Tandis que se faisait chez nous ce changement superficiel, il s’opérait, en Russie, un bouleversement profond. Nous écrivions à cette place, le 1er février : « La Russie évolue très vite, si rien ne traverse son chemin, vers un césarisme de type classique, c’est-à-dire sollicité par la démagogie, sous le couvert de formes et de formules parlementaires. » Et nous remarquions : « Qu’est-ce en somme que la Russie ? Hier, une autocratie-aristocratie-bureaucratie; aujourd’hui, une autocratie-bureaucratie-démocratie ; demain, une autocratie-démocratie. » L’accouplement pouvait surprendre, bien que, théoriquement, les deux régimes ne soient pas inconciliables, et que, historiquement, ils se soient parfois conciliés. Mais, des deux termes de la définition, il y en a un qui est déjà périmé, et c’est celui qu’on aurait cru, que quelques-uns croyaient inébranlable. La Révolution a tout à coup traversé le chemin, et, suivant sa pente, marché beaucoup plus vite que l’évolution. Nous n’entreprendrons point d’en faire le récit, qui serait nécessairement par trop incertain et par trop incomplet. Celui que les journaux en ont donné, comme ils l’ont pu, est plein d’obscurités et de lacunes, non pas même sur les causes, ce qui se conçoit, parce que c’est affaire d’opinion et matière livrée aux disputes des hommes, mais sur les faits eux-mêmes et sur leur enchaînement. « Un si grand intervalle, et que les circonstances font si difficile à combler, écrivions-nous encore, tire un voile et met du noir entre la Russie et nous. » Ce qui s’est passé depuis lors ne pouvait qu’épaissir les ténèbres. Commentant le rescrit du Tsar au prince Nicolas Galitzine, qui venait de prendre la présidence du Conseil, nous estimions possible d’en conclure, « si nous en avions le texte exact, » — ce « si » marquait clairement un doute, — que toutes les forces de la Russie devaient être, et allaient être, tendues et comme bandées vers la victoire. « Telle est la volonté commune de l’Empereur, du Conseil de l’Empire et de la Douma ; là et ainsi se frappent et s’allient, sous le terrible marteau de la guerre, l’autocratie et la démocratie ; et qu’elles cherchent d’un commun accord leur fusion dans la victoire, en en voulant les conditions, c’est l’essentiel. » Mais, si la volonté était commune, elle n’était sans doute pas égale, et par suite le commun accord ne pouvait être que fragile : le marteau de la guerre a rebondi et écrasé ce qui lui résistait.

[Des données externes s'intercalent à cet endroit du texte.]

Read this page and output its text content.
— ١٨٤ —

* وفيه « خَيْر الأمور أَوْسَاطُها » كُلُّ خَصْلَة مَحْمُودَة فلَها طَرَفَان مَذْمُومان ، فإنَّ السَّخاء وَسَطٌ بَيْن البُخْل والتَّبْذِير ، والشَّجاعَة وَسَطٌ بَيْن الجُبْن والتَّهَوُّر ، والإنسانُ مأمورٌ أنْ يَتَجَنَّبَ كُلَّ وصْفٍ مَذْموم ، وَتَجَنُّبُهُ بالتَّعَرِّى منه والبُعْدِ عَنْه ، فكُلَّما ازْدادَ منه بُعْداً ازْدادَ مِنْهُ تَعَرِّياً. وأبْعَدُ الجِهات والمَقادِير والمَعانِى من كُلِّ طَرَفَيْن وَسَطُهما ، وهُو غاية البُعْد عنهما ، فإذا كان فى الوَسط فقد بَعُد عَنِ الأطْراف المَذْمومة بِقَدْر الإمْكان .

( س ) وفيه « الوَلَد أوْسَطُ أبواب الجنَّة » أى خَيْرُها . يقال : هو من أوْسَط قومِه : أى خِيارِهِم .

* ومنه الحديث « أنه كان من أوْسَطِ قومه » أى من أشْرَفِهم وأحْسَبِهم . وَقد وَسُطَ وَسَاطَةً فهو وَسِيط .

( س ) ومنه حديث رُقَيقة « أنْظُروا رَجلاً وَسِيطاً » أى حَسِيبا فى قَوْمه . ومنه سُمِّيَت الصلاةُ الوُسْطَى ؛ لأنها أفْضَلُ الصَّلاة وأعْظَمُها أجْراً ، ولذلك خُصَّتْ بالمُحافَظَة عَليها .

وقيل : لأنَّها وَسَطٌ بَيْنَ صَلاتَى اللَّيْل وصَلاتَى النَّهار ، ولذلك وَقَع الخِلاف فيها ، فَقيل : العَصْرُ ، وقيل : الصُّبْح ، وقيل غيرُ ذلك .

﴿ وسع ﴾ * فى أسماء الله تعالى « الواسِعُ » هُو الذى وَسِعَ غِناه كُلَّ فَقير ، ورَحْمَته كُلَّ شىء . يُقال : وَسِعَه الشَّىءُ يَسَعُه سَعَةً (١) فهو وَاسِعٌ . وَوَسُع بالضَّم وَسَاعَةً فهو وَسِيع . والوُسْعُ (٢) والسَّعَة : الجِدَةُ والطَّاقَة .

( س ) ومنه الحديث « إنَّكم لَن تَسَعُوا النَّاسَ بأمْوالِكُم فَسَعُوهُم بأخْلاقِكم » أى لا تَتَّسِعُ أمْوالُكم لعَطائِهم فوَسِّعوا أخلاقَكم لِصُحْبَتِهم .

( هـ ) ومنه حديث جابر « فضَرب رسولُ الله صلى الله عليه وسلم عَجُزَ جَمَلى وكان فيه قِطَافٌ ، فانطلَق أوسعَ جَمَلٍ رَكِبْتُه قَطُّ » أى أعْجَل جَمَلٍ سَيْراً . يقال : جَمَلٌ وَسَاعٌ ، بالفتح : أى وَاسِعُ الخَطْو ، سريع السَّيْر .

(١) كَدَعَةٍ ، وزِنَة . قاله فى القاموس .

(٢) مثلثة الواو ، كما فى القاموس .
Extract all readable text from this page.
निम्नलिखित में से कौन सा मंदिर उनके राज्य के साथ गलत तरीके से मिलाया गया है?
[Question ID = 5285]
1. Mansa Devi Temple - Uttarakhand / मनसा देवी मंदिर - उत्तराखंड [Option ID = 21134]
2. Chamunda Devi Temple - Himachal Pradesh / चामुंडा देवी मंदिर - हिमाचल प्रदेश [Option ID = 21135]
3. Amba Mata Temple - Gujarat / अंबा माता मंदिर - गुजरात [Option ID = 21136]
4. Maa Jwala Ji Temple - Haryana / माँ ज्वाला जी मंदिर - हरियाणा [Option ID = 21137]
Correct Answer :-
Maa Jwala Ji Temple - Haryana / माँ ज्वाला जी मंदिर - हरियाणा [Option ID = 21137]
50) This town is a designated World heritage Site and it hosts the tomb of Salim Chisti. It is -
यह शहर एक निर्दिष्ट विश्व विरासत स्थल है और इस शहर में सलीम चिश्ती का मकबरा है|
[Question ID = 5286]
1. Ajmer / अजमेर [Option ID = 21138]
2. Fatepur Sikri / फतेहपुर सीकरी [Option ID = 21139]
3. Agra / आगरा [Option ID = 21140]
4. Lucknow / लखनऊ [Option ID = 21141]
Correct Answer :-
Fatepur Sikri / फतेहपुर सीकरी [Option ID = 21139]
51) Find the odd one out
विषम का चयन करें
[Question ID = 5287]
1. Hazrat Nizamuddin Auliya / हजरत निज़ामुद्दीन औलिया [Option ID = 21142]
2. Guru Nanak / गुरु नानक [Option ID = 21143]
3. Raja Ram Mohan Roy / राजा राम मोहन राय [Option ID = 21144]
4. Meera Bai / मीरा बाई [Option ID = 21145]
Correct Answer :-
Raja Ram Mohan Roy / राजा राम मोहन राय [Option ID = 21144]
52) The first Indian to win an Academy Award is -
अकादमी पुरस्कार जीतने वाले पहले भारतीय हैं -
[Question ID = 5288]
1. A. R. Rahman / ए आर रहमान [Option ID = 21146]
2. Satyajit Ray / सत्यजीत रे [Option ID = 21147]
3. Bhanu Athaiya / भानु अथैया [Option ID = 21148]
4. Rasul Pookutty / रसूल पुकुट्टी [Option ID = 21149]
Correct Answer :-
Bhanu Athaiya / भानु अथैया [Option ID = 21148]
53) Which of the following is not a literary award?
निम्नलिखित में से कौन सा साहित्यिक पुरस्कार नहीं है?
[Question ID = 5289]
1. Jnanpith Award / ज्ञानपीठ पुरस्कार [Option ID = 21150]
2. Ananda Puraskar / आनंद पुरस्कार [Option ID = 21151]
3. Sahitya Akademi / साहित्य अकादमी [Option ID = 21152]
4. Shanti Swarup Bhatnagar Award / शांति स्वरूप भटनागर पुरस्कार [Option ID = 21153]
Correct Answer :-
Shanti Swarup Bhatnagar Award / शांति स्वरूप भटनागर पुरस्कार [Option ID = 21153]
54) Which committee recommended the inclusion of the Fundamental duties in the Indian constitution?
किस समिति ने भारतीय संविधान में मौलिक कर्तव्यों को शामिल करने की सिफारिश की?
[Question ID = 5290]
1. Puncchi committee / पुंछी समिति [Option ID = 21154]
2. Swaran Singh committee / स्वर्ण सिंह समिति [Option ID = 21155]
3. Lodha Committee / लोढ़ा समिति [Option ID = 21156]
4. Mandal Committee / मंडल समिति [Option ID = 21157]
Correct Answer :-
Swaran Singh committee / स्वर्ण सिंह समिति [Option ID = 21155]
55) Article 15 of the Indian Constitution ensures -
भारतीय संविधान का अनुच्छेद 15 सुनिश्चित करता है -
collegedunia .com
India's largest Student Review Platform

Il semble que la révolution ait eu, à son début, trois ou quatre facteurs ou agens principaux : la Douma, l’union des zemstvos (qui sont des assemblées locales, correspondant tant bien que mal à nos conseil s généraux ou d’arrondissement) et des municipalités, les associations ouvrières, l’armée enfin, ou du moins certains élémens militaires. Ce début, on peut le faire remonter à la séance de la Douma qui contraignit Nicolas II à renvoyer M. Sturmer. Les choses ne firent que s’aigrir durant le court, ministère de M. Trépoff, et par la prorogation des séances de l’assemblée, qui refusa de se séparer, sous le dernier président du Conseil, le prince Galitzine. Le maintien de M. Protopopoff au ministère de l’Intérieur, l’accroissement de faveur que la Cour lui marquait, d’autres choix encore ou d’autres rappels, furent regardés comme un défi. Entre les zemstvos et les municipalités, d’une part, et, de l’autre, le gouvernement ou l’administration, — disons : la bureaucratie, car la bureaucratie détenait à la fois l’administration et le gouvernement, — s’était exacerbé le conflit ancien. Les associations ouvrières s’agitaient, étant le plus souvent inquiètes, pour toute espèce de motifs, économiques et politiques, locaux et sociaux, nationaux et internationaux, de doctrine et de tarifs. Dans l’armée, les malheurs de l’année 1915, couverts ou effacés seulement à demi par le succès encore interrompu de l’offensive de Broussiloff, le nouveau malheur de la Dobroudja, des fautes trop évidentes, des défaillances notoires ou scandaleuses, de pires faiblesses peut-être, avaient suscité et entretenaient un mécontentement d’autant plus dangereux qu’il s’était longtemps comprimé. La haute aristocratie, les cercles mêmes de la Cour, et même la famille impériale, vivaient fiévreusement, respiraient mal dans l’atmosphère des palais assiégés par les menées allemandes. A la lumière des événemens, le meurtre de Raspoutine revêt son véritable caractère : on l’avait pris pour une exécution; en réalité, c’était un signal.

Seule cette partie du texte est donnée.